Qué recambios tiene sentido tener a mano
En un entorno de trabajo frecuente suelen ser útiles los consumibles que detienen la producción cuando se agotan y que son pequeños, económicos y específicos de la máquina. Por ejemplo, cuchillas correctas para el plotter, protectores ópticos cuando el fabricante los considera consumibles o filtros de un sistema de purificación.
No suele tener sentido almacenar componentes caros o sensibles sin una probabilidad razonable de uso. Algunas piezas también envejecen o se degradan durante el almacenamiento.
Recambio original o compatible
El original facilita la identificación y reduce incertidumbre sobre montaje. Un compatible puede ampliar opciones y disponibilidad, pero exige comparar tolerancias y especificaciones. En elementos de seguridad, ópticos o eléctricos, la documentación técnica es especialmente importante.
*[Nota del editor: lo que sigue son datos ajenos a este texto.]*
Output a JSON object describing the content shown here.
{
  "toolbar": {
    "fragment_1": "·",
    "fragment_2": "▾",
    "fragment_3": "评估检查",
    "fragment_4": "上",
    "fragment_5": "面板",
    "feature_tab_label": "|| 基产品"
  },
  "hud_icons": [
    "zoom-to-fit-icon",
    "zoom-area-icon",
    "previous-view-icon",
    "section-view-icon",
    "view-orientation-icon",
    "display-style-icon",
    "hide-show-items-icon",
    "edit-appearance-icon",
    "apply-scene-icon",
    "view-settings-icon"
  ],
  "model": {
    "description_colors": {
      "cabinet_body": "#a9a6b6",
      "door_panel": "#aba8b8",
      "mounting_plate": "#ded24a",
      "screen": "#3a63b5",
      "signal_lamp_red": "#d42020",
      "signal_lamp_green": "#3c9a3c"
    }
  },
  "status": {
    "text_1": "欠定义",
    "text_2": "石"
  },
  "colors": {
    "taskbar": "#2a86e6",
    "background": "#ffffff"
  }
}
La garantía del equipo también puede establecer condiciones sobre reparaciones y piezas. Antes de intervenir una máquina nueva o aún cubierta conviene revisar esos términos.
Después de sustituir una pieza
No todas las reparaciones terminan al apretar el último tornillo. Cambiar correas puede exigir revisar tensión y escuadra; sustituir óptica puede requerir limpieza o alineación; una cuchilla nueva necesita reajustar profundidad; ciertos sensores necesitan comprobar posición.
El objetivo del recambio es recuperar el funcionamiento previsto, no simplemente conseguir que la máquina vuelva a moverse. Una prueba controlada y de baja exigencia permite detectar errores antes de retomar trabajos largos.
Seguridad al reparar
Desconecta el equipo según las instrucciones del fabricante y evita intervenir en zonas con alta tensión, condensadores, fuentes láser o sistemas que requieran procedimientos especializados. Si la reparación altera una carcasa, un enclavamiento o un dispositivo de seguridad, hay que verificar que esas protecciones siguen funcionando antes de usar la máquina.
Un buen inventario de recambios empieza por el manual del modelo concreto: identifica qué piezas son consumibles, cuáles tienen mantenimiento programado y cuáles deben ser sustituidas por servicio técnico.